California Case Summaries

Public Interest Legal Foundation v. Nago — Ninth Circuit holds the NVRA’s public inspection provision does not require states to disclose statewide voter lists, only records of voter list maintenance activities

Reported / Citable

Case
Public Interest Legal Foundation, Inc. v. Nago
Court
Ninth Circuit Court of Appeals
Date Decided
2026-04-28
Docket No.
24-6629
Status
Reported / Citable
Topics
National Voter Registration Act (NVRA); 52 U.S.C. section 20507(i)(1); public inspection provision; voter rolls; Article III standing; ripeness; election administration

Background

The Public Interest Legal Foundation (PILF), a nonprofit focused on election integrity, asked the Hawaii State Elections Office for a statewide list of registered voters. PILF cited the public inspection provision of the National Voter Registration Act of 1993 (the NVRA, often called the “Motor Voter” law). That provision, codified at 52 U.S.C. § 20507(i)(1), requires each state to make available for public inspection “all records concerning the implementation of programs and activities conducted for the purpose of ensuring the accuracy and currency of official lists of eligible voters.”

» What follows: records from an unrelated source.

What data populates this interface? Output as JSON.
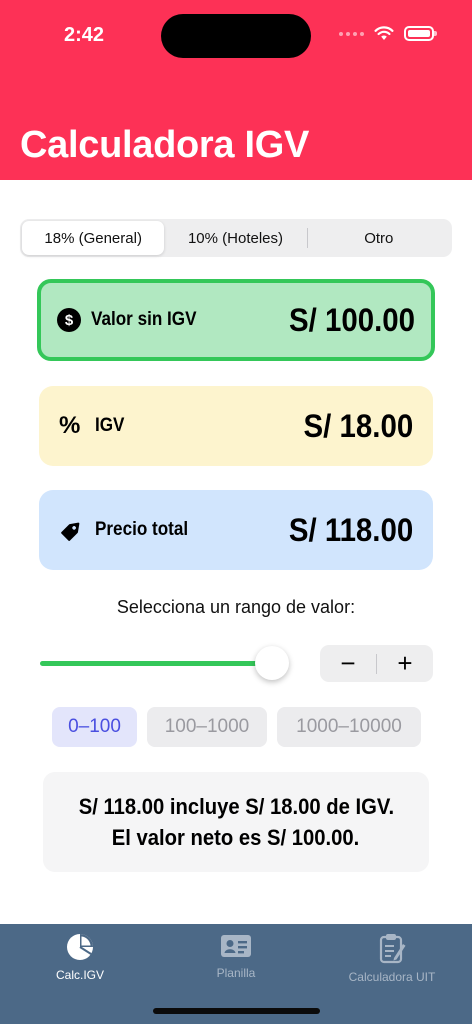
{
  "status_bar": {
    "time": "2:42"
  },
  "header": {
    "title": "Calculadora IGV"
  },
  "rate_selector": {
    "options": [
      "18% (General)",
      "10% (Hoteles)",
      "Otro"
    ],
    "selected_index": 0
  },
  "cards": {
    "value": {
      "icon": "dollar-circle-icon",
      "label": "Valor sin IGV",
      "amount": "S/ 100.00"
    },
    "igv": {
      "icon": "percent-icon",
      "symbol": "%",
      "label": "IGV",
      "amount": "S/ 18.00"
    },
    "total": {
      "icon": "tag-icon",
      "label": "Precio total",
      "amount": "S/ 118.00"
    }
  },
  "range": {
    "label": "Selecciona un rango de valor:",
    "slider_value": 100,
    "slider_min": 0,
    "slider_max": 100,
    "stepper": {
      "minus": "−",
      "plus": "+"
    },
    "chips": [
      "0–100",
      "100–1000",
      "1000–10000"
    ],
    "selected_chip": 0
  },
  "summary": {
    "line1": "S/ 118.00 incluye S/ 18.00 de IGV.",
    "line2": "El valor neto es S/ 100.00."
  },
  "tabbar": {
    "items": [
      {
        "label": "Calc.IGV",
        "icon": "pie-chart-icon",
        "active": true
      },
      {
        "label": "Planilla",
        "icon": "id-card-icon",
        "active": false
      },
      {
        "label": "Calculadora UIT",
        "icon": "clipboard-icon",
        "active": false
      }
    ]
  },
  "colors": {
    "header": "#fd3156",
    "accent_green": "#34c759",
    "tabbar": "#4c6987"
  }
}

Hawaii’s State Elections Office declined to provide the statewide list and instead suggested that PILF request separate county-level lists from each of the four county clerks. PILF sued in the U.S. District Court for the District of Hawaii, seeking declaratory and injunctive relief that would require the State to provide a single statewide voter list. The district court dismissed the suit for lack of Article III jurisdiction, concluding that PILF had not shown a concrete injury.

The Court’s Holding

The Ninth Circuit affirmed the dismissal but on different grounds. The panel held that PILF had standing and that its claim was ripe, but that the claim failed on the merits.

On standing, the panel held that the bare denial of a request for information under the NVRA causes an injury in fact sufficient to support Article III standing. PILF was not required to show that the denial interfered with its core business activities. Congress’s creation of a statutory right to inspect certain election records is the kind of legally cognizable interest that supports standing when a state refuses to comply.

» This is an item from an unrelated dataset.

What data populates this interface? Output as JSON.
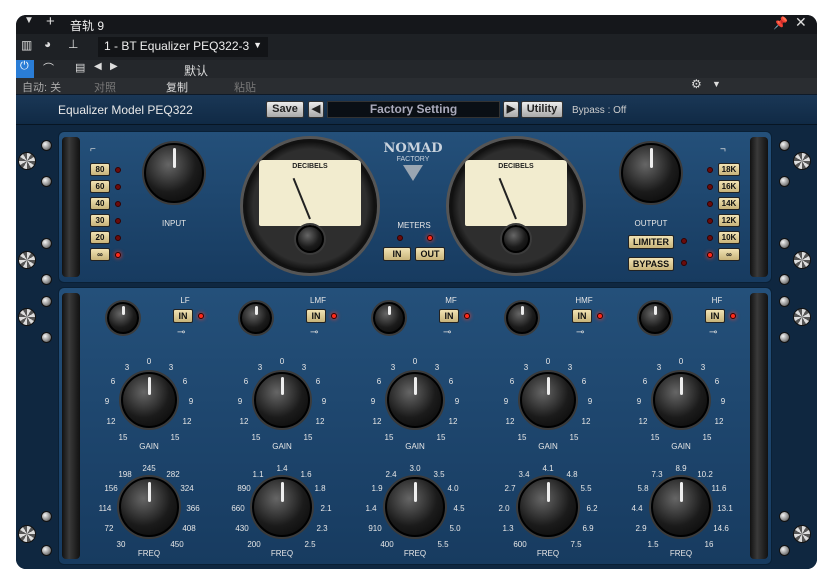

On ripeness, the claim became constitutionally ripe when Hawaii made clear it would not provide the requested information. There was nothing more for the agency to do. The case was also prudentially ripe because the issue was fit for judicial review and there was no benefit to delaying review.

On the merits, the panel held that the NVRA’s public inspection provision does not entitle a requestor to a statewide voter list. The covered “records” under section 20507(i)(1) are records about the implementation of programs and activities for ensuring the accuracy and currency of voter lists — in other words, records about the State’s list-maintenance work itself. A statewide voter list is not such a record; it is a separate end product. The statute therefore does not require the State to produce the list to PILF.

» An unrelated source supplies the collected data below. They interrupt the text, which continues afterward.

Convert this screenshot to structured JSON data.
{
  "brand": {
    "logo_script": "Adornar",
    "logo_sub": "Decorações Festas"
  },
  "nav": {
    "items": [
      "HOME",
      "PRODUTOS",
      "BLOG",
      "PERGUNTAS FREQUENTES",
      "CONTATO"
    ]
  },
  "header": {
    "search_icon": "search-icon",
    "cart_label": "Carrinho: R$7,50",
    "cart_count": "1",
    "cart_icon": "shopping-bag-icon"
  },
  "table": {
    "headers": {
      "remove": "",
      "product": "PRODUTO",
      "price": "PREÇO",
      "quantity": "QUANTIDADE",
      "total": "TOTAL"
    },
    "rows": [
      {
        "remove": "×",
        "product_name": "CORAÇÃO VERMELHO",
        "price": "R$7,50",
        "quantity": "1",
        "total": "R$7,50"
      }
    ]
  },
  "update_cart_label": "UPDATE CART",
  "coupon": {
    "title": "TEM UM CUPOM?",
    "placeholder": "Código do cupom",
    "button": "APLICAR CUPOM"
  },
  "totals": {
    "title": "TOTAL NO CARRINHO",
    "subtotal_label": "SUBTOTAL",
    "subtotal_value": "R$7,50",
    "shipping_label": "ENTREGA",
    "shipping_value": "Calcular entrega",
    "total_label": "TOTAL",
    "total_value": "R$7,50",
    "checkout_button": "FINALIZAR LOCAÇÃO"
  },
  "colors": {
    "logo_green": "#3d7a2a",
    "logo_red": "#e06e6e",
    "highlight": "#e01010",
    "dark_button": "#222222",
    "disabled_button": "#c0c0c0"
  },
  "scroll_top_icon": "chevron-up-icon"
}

Because the panel concluded that there was Article III jurisdiction but that the substantive claim failed, it remanded with instructions to dismiss with prejudice.

Key Takeaways

  • The bare denial of a statutory information request can support Article III standing under the NVRA, even without showing impact on the requestor’s broader operations.
  • The NVRA’s public inspection provision, 52 U.S.C. section 20507(i)(1), reaches records about a state’s list-maintenance programs and activities, not the underlying voter rolls themselves.
  • Election integrity advocates seeking statewide voter lists must look to other legal theories or to state public records laws, not the NVRA, to obtain them.
  • States may direct requestors to county-level voter records when they keep voter rolls primarily at the county level — the NVRA does not impose a uniform statewide-list requirement.

Why It Matters

California maintains its voter rolls in a centralized system through the Secretary of State’s VoteCal database, but its record-disclosure rules are governed by California-specific law and its own administrative practices. The Ninth Circuit’s decision in PILF v. Nago is nonetheless significant for California because it sets the federal-law backdrop against which any NVRA-based public inspection request will be evaluated. Election integrity organizations that have been pressing states across the West for statewide voter lists under the NVRA will now have a much narrower theory available in this circuit.

The decision also has implications for state and county election officials. They can rely on the Ninth Circuit’s reading to push back against demands for the underlying voter list as opposed to records about how the list is maintained. At the same time, the decision confirms that records about list-maintenance activities — for example, documentation of removals, address changes, and audit procedures — remain accessible under the NVRA. Election watchers and advocacy groups will need to refocus their requests accordingly.